Solidarität mit Reforminitiative Maria 2.0
Neben dem Antrag zu einer nachhaltigen Aufarbeitung von Missbrauch der Kirche verabschiedete die Diözesanversammlung auch einen Antrag zur Unterstützung der Initiative Maria 2.0. „Die Diözesanversammlung des Bistums Limburg nimmt die Anliegen der Akteurinnen und Akteure von Maria 2.0 aufmerksam wahr und unterstützt sie in ihren Forderungen.“ Mit großem Bedauern werde wahrgenommen, dass derzeit immer mehr engagierte Katholikinnen und Katholiken das Vertrauen in die Reformprozesse der katholischen Kirche verloren hätten. Die Diözesanversammlung ermutige deshalb die Initiative, „sich weiterhin für eine gerechte und lebendige Kirche stark zu machen“.
Kritisch diskutierten die gewählten Vertreterinnen und Vertreter auch über den Synodalen Weg der katholischen Kirche in Deutschland sowie über das Thema der Segensfeiern für Paare, die nicht kirchlich heiraten können. Mit Blick auf die Arbeit in den vier Synodalforen beklagte die Versammlung mangelnde Transparenz. So sei es bisher völlig unklar, wie und woran die Foren derzeit arbeiteten, welche Texte der Vollversammlung des Synodalen Wegs vorgelegt würden und in welchem Verhältnis der Synodale Weg in Deutschland mit dem jüngst von Papst Franziskus ausgerufenen synodalen Weg der Weltkirche stehe. „Der Synodale Weg hat enorme Sprengkraft. Es besteht aber durchaus auch die Gefahr, dass es ein Rohrkrepierer wird und dass der Synodale Weg nicht so endet, wie es sich viele von uns wünschen“, hieß es aus der Diözesanversammlung. Für den Erfolg des Synodalen Wegs sei es wichtig, dass die Beschlüsse möglichst breit in der katholischen Kirche getragen würde. Gerade weil die Papiere „Gegenwind aus Rom“ erzeugen würden, brauche es einen festen Stand.
„Ich wünsche mir nicht nur eine theologische Beratung, sondern auch eine Berücksichtigung der aktuellen wissenschaftlichen Erkenntnisse und dass die Kirche auf der Höhe der Zeit ist“, betonte Marianne Brandt aus Frankfurt zum Thema der Segensfeiern für gleichgeschlechtliche Paaren. Im März hatte das Präsidium der Limburger Diözesanversammlung auf eine Stellungnahme der vatikanischen Glaubenskongregation geantwortet und die Ablehnung verurteilt. Auch weitere Vertreter äußerten sich positiv zur Stellungnahme.

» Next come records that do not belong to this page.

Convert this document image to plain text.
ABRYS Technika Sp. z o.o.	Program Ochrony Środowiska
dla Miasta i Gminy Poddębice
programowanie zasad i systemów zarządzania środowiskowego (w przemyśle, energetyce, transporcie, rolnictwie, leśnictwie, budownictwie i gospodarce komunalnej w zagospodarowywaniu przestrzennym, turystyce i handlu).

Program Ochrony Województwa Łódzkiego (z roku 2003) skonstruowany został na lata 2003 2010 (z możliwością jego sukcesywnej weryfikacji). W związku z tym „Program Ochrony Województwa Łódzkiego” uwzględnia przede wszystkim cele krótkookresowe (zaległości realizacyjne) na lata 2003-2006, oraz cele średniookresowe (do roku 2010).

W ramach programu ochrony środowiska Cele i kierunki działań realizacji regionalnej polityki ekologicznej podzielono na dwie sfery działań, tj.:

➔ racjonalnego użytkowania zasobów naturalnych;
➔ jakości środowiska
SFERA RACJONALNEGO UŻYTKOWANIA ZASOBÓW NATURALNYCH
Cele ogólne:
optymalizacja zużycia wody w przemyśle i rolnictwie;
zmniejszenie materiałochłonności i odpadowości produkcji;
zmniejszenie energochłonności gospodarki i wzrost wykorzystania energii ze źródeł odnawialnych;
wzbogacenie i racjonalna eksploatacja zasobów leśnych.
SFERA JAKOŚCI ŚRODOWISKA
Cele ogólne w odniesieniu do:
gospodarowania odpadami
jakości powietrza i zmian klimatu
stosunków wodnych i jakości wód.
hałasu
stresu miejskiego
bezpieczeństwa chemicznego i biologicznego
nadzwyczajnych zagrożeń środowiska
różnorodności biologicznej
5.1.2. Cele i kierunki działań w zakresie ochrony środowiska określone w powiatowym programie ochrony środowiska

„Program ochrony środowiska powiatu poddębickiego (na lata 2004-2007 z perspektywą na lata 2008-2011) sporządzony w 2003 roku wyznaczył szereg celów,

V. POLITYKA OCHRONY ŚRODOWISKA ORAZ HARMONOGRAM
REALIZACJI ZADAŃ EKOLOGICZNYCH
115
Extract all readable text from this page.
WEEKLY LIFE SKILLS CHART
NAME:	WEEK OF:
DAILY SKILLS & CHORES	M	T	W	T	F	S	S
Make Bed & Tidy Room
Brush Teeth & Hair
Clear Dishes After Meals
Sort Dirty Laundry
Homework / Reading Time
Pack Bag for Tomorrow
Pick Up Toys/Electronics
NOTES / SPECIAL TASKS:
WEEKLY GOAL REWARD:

Die Limburger Diözesanversammlung
Die Diözesanversammlung des Bistums Limburg ist die gewählte Vertretung der Katholikinnen und Katholiken des Bistums Limburg. Die Mitglieder beschäftigen sich in jährlich zwei Sitzungen mit Entwicklungen im kirchlichen, gesellschaftlichen und staatlichen Leben, geben Anregungen für das Leben der Katholikinnen und Katholiken in Kirche und Gesellschaft, geben Anregungen an den Bischof und sein Beratungsgremium, den Diözesansynodalrat, und wählen Mitglieder, die die Anliegen der Diözesanversammlung überdiözesan vertreten.